Gabaix has a good discussion of power laws in finance that reviews many broadly generalizable, invariant mathematical properties such as scale proportionality, fit to many phenomena in nature and business, fractal geometry, use in risk management, etc. 
http://pages.stern.nyu.edu/~xgabaix/papers/pl-ar.pdf
There are also many excellent applications of EVT in the real world. Examples include Dutch construction of dyke and levee seawalls against North Sea storm surges to heights protecting them against 1 in 100,000 year events 
https://en.wikipedia.org/wiki/Flood_control_in_the_Netherlands
Arthur de Vany's book, Hollywood Economics: How uncertainty shapes the film industry has a rigorous analysis of extreme valued box office revenues. 
http://www.amazon.com/Hollywood-Economics-Uncertainty-Routledge-Contemporary/dp/0415312612/ref=sr_1_1?ie=UTF8&qid=1455981529&sr=8-1&keywords=vany+hollywood+economics
Now 20 years old, Embrechts, et al's book, Modeling Extremal Events remains a classic, covering all of the essential concepts in EVT
http://www.amazon.com/Modelling-Extremal-Events-Stochastic-Probability/dp/3540609318/ref=sr_1_1?ie=UTF8&qid=1455981089&sr=8-1&keywords=embrechts+Modeling+Extremal+Events
Another, more introductory resource is Kotz' Extreme Value Distributions: Theory and Applications
http://www.amazon.com/Extreme-Value-Distributions-Theory-Applications/dp/1860942245/ref=sr_1_1?ie=UTF8&qid=1455981020&sr=8-1&keywords=kotz+extreme+value
Basically, there is a wealth of information out there on the "mathematical and statistical information" that can be brought to bear in analyzing EVT distributions.
A: Obviously you are interested in testing hypotheses about the expectation value as this is the only parameter you mentioned.
Bootstrap and similar procedures like Jackknife will not work if the variance is infinite.

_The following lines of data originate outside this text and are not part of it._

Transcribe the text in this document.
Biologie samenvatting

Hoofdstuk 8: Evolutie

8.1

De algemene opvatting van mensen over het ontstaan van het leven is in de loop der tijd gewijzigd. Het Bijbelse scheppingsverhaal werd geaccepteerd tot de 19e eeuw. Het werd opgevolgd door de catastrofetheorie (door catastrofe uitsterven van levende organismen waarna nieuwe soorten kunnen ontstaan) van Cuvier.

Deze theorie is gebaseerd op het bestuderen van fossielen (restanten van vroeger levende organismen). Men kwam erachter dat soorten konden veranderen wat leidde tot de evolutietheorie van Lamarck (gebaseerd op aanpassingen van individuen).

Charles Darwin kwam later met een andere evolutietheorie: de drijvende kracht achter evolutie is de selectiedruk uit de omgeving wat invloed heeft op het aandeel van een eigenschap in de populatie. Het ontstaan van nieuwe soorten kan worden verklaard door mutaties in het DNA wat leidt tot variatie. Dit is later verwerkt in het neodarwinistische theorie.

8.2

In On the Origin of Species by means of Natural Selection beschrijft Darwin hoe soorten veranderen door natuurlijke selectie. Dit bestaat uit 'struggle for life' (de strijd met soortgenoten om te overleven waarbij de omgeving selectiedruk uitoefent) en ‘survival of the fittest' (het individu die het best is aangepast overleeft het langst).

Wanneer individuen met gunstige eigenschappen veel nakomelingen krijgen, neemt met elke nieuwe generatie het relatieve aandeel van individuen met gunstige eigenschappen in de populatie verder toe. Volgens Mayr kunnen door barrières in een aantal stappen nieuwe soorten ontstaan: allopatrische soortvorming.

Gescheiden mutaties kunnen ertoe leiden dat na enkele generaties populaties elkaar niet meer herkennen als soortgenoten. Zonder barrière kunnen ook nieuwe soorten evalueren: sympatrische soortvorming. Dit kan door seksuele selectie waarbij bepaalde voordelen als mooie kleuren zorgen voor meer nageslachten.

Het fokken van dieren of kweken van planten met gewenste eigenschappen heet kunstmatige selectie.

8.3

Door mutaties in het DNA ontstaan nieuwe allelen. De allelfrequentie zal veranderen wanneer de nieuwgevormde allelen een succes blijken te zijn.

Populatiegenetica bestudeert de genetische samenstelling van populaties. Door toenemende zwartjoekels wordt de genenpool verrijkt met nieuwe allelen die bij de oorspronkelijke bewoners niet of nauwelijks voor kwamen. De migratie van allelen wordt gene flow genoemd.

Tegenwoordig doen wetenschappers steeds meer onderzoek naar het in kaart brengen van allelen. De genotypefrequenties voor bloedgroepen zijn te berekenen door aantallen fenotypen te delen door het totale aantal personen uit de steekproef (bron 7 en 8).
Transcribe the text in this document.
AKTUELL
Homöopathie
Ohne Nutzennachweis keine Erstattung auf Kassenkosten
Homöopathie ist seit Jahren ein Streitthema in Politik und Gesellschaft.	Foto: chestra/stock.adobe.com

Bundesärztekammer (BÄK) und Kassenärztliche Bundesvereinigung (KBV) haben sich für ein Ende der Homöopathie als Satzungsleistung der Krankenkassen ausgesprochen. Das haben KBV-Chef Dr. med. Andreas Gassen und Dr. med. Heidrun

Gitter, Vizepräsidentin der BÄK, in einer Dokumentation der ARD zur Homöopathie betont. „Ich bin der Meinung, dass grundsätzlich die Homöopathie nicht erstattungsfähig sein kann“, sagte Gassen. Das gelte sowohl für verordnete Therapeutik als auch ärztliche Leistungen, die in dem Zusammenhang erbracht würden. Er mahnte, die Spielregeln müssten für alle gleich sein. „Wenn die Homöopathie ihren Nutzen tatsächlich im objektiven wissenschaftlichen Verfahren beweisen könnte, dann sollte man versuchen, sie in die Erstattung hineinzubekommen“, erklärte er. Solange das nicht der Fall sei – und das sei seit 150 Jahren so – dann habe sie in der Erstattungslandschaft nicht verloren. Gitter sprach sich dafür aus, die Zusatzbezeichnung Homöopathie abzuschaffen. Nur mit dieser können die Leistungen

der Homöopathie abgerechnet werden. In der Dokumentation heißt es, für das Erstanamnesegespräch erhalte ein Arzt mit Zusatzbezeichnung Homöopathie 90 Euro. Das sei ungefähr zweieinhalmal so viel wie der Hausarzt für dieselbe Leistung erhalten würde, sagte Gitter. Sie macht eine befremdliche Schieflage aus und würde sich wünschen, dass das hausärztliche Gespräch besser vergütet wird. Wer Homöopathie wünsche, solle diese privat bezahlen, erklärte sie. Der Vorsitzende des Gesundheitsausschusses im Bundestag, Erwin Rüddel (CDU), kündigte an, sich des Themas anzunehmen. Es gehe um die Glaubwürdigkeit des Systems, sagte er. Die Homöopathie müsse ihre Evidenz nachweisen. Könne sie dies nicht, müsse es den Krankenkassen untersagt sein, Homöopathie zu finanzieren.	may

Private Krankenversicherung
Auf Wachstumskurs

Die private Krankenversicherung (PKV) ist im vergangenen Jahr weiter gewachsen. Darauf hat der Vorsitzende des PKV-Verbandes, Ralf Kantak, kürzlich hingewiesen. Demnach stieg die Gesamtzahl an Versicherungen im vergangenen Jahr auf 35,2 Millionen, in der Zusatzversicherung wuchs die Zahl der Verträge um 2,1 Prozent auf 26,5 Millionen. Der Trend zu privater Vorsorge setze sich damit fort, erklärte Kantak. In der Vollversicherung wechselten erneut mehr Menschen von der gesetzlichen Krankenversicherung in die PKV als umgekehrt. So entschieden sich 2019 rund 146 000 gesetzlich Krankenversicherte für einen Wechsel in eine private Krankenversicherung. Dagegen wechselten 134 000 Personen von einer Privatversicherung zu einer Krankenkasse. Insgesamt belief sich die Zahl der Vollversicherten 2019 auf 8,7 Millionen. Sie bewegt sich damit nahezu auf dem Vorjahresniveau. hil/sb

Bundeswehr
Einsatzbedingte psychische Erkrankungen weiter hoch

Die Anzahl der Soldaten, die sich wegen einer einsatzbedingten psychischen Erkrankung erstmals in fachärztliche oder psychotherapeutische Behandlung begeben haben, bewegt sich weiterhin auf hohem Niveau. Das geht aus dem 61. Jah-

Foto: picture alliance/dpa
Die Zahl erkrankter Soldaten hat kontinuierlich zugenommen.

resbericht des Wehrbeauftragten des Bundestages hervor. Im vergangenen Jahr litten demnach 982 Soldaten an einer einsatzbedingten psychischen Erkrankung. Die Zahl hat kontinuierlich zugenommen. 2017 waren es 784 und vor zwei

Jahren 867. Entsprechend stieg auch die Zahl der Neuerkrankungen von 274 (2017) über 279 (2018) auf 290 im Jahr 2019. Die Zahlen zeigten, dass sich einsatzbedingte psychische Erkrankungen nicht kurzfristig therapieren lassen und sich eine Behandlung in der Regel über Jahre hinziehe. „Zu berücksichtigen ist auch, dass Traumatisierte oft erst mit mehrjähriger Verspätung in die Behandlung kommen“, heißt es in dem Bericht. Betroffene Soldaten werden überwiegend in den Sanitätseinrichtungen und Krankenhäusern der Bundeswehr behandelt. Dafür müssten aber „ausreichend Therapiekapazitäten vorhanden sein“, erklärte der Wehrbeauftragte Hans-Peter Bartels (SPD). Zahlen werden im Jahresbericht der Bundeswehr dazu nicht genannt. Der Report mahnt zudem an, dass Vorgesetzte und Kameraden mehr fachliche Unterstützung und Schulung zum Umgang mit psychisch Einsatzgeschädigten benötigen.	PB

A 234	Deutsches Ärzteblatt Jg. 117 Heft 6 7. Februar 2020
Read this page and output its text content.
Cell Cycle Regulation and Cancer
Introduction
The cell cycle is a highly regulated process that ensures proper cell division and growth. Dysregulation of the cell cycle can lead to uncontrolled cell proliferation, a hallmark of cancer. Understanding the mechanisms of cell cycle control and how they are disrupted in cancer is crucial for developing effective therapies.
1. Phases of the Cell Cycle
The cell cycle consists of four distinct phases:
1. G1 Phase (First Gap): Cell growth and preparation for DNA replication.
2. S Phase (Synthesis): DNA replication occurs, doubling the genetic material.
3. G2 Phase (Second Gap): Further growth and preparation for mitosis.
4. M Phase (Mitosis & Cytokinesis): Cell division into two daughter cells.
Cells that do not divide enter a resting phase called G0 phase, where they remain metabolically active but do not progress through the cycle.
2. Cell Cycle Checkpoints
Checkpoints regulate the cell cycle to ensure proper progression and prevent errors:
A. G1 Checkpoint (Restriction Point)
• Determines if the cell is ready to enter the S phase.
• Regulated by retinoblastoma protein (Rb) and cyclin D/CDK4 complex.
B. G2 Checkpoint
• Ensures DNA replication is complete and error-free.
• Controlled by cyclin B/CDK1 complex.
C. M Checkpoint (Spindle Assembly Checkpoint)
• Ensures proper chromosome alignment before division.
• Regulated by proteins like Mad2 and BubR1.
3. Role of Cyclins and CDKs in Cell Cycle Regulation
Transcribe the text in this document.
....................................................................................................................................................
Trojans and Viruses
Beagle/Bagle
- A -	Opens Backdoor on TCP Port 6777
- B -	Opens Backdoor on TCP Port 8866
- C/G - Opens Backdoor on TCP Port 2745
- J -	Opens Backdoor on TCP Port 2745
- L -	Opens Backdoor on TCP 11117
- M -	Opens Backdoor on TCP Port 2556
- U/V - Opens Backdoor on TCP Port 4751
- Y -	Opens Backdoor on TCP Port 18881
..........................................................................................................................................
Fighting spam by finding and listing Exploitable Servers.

Bootstrap samples always look as if they had finite variance: As your (finite) data sets always have a finite range, the variance must be finite, too. In fact, Mammen (1992) showed, that bootstrap works iff asymptotic normality would work as well. The latter however needs finite variances.
I suggest reading more about nonparametric techniques, e.g. relying on the ranks (the ordering of observed values). Of course, you will loose all the metric information and your assertions will rather be about the median than the expectation. But using appropriate models, you can still infer about the expectation. 
More details depend on you either supplying much more information about your particular application or reading more on your own.